All of this activity has been done indoors, for the most part, as we've had a very chilly spring, punctuated with much appreciated rain.  There's a bit more in the forecast before this month ends -- and some southern parts of the province have even had snow!  I've only just managed to put out my bedding plants -- some deer-resistent verbena, and a couple of new perennials: a peony to replace a dead potentilla, and a pink to replace a dead flowering thyme.  I've also had to seriously prune my aging hardy roses, as the lack of snow this winter meant they've needed rejuvenating.

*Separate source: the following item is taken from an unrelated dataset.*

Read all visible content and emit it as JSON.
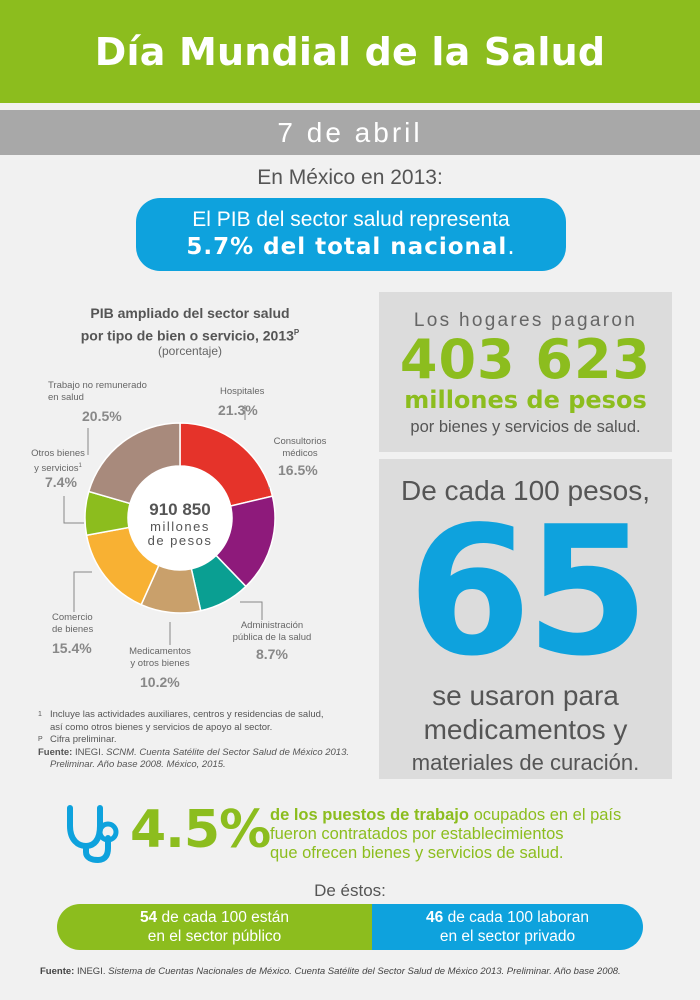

Last fall I planted a new addition to my south-facing perennial bed: two Allium bulbs -- and they've come up beautifully:

The photo was taken when they were just very young.  They're lush and in full leaf now -- and one is sporting a stem with a bud at the top.  I can hardly wait for it to open!

And the much-needed moisture has given my 'meadow' a full crop of dandelions, so the first batch of jam for the seaon has been made!

I used up all my supplies with that batch, so had to replenish my larder.  Later today I hope to pick enough for another batch -- and later, one more before the end of the season.

Sadly, though my meadow is full of blossoms, and my flowering ornamental trees are opening their blooms, there's not been much bee activity yet this year.  I hope everything will be humming soon!

So with a sunny day ahead of me, I'd best close this off and get some breakfast to fortify my for som "jammin'".  As usual, I'm linking to Nina-Marie's Off the Wall Friday; this week she's waxing poetic with a quote from Seth Godin about the nature of art and artists.  I wish you all a safe, healthy, creative few weeks...A bientot!

1 comment:

Bethany G said...

A very lovely post this morning, Marg... I have been truly very busy and didn't expect to get to your May post until now and here we are... stunning new projects. I did see from my sister's posts that she has arrived from Alabama to Montana in her "rolling house" annual trip , driving on her own to be with her daughter for the annual wild pony round-up and yes, she had a flat tire and SNOW once she arrived ... dratted snow caused the drive into an unknown area where the tire hit something. Luckily, a passer-by stopped to help get a new tire. The snow may be gone by now, but some was headed up your way a bit.

The plants look lovely and more socks??? Wow!
Have a great walk into June - or better yet, a lovely afternoon here and there for knitting or garden work outdoors. We are HOT, then cold and rain, then sun, but all is well!
Miss you, hugs!

Love you notes and posts and keep watching as your name pops up to see what you are enjoying along the way!